P-value is larger than 0.05 so the residuals are white noise. The residuals look nearly normally distributed.
 
## Forecasting for the next quarter

```{r Forecast sales for the next 3 months}
#We need to provide forecast with the future value of our predictor which is Advertising. So here, we will spend 5 in month 1, 12 in month 2 and 40 in month 3.

#Create a vector to hold advertising spend
adv_spend <- c(5, 12, 40)

#Let's build the forecast
diet_fc <- forecast(fit, xreg = adv_spend)

# Plot forecast
autoplot(diet_fc) + xlab("Month") + ylab("Sales")
```



```{r Print forecast with confidence intervals}
#Print forecast with confidence intervals
diet_fc
```


```{r Extract and print forecasts in a pretty table}

# Install ggpubr
if (!require("ggpubr")) install.packages("ggpubr")
library(ggpubr)

#Create vectors needed
sales_forecast <- round(diet_fc$mean, 2)
month <- paste("Month", c(37:39), sep = " ")

#Put forecasts into a dataframe
forecasts <- cbind(month, sales_forecast)


#Create nice looking table
 forecast_table <- forecasts %>% 
  ggtexttable(theme = ttheme("classic"))
 
#Visualize table
  forecast_table
```


## Forecasts using a Train/Test split


```{r Train test data split}
#We will use the first 33 months to train
training <- window(diet_ts, end = 33)
test <- window(diet_ts, start = 34)


# Fit ARIMA model
fit_02 <- auto.arima(training[, "Sales"], xreg = training[, "Advertising"], stationary = TRUE)

# Check model fit
fit_02
```



```{r Check Residuals on fit_02}
#Check residuals on our training set
checkresiduals(fit_02)
```

```{r Forecast sales on the test data and plot}
#Forecast sales on the test set
diet_fc_02 <- forecast(fit_02, xreg = test[,2])

# Plot test set forecast
autoplot(diet_fc_02) + xlab("Month") + ylab("Sales")
```
At first glance, our forecasts look pretty good although the confidence intervals are a bit wide.

```{r Print forecast from forecast object}
#Print forecast
diet_fc_02
```

## How do you know if your forecasts are any good?

Definitions:

Errors = actual minus predicted values
Standard Error = standard deviation of errors
SSE =  Sum of Standard Error


```{r Evaluate forecast accuracy}
#Evaluate accuracy
accuracy(diet_fc_02, test[,1])
```



```{r How far away were our forecasts from real sales}
#Combine test data and the forecasts into a tibble dataframe
explanatory_data <- as_tibble(cbind(test, diet_fc_02))

#Make sure to use the back ticks when referencing the forecasts from the forecast model object
explanatory_data <- explanatory_data %>% 
  mutate(errors = test.Sales - `diet_fc_02.Point Forecast`,
         squared_error = (test.Sales - `diet_fc_02.Point Forecast`)^2)

#View results - Select only the relevant columns
explanatory_data %>% 
  select(test.Sales, `diet_fc_02.Point Forecast`, errors, squared_error)

#Calculate standard error across all forecasts
(standard_error <- sd(explanatory_data$errors, na.rm = TRUE))

#Calculate sse across all forecasts
(sse <- sum(explanatory_data$squared_error, na.rm = TRUE))
```
All of our forecasts were above actual sales (hence the negative errors).

Our forecast error was the lowest for month 34, slightly higher for month 35 and the absolute worst forecast was for month 36. There does appear to be an interaction between advertising and sales.

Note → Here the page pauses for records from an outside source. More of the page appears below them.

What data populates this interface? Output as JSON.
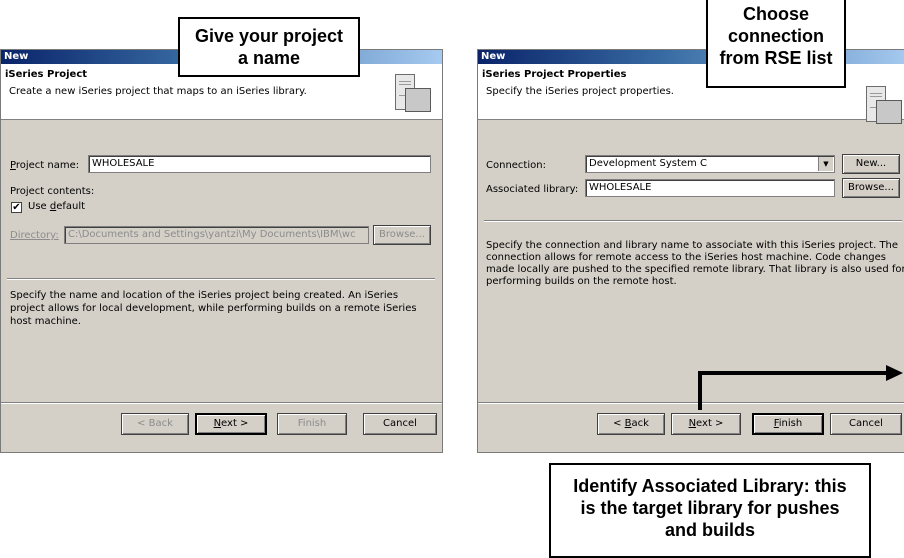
{
  "dialog_left": {
    "window_title": "New",
    "banner_title": "iSeries Project",
    "banner_desc": "Create a new iSeries project that maps to an iSeries library.",
    "project_name_label_u": "P",
    "project_name_label_rest": "roject name:",
    "project_name_value": "WHOLESALE",
    "project_contents_label": "Project contents:",
    "use_default_check": "✔",
    "use_default_label_a": "Use ",
    "use_default_label_u": "d",
    "use_default_label_b": "efault",
    "directory_label": "Directory:",
    "directory_value": "C:\\Documents and Settings\\yantzi\\My Documents\\IBM\\wc",
    "browse_button": "Browse...",
    "description_lines": [
      "Specify the name and location of the iSeries project being created. An iSeries",
      "project allows for local development, while performing builds on a remote iSeries",
      "host machine."
    ],
    "back_button": "< Back",
    "next_button": "Next >",
    "finish_button": "Finish",
    "cancel_button": "Cancel"
  },
  "dialog_right": {
    "window_title": "New",
    "banner_title": "iSeries Project Properties",
    "banner_desc": "Specify the iSeries project properties.",
    "connection_label": "Connection:",
    "connection_value": "Development System C",
    "dropdown_arrow": "▼",
    "new_button": "New...",
    "library_label": "Associated library:",
    "library_value": "WHOLESALE",
    "browse_button": "Browse...",
    "description_lines": [
      "Specify the connection and library name to associate with this iSeries project. The",
      "connection allows for remote access to the iSeries host machine. Code changes",
      "made locally are pushed to the specified remote library. That library is also used for",
      "performing builds on the remote host."
    ],
    "back_button": "< Back",
    "next_button": "Next >",
    "finish_button": "Finish",
    "cancel_button": "Cancel"
  },
  "callouts": {
    "name_lines": [
      "Give your project",
      "a name"
    ],
    "connection_lines": [
      "Choose",
      "connection",
      "from RSE list"
    ],
    "library_lines": [
      "Identify Associated Library: this",
      "is the target library for pushes",
      "and builds"
    ]
  }
}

```{r Computing the mean absolute percentage error (MAPE) manually }
#Computing the mean absolute percentage error (MAPE)
mean(abs((explanatory_data$test.Sales-explanatory_data$`diet_fc_02.Point Forecast`)/explanatory_data$test.Sales)) * 100
```
Forecasts are off by on the test set 26% which is rather high and was much lower on the training set. This gives us the same result as the accuracy function from above, but there may be times you may need to manually calculate MAPE.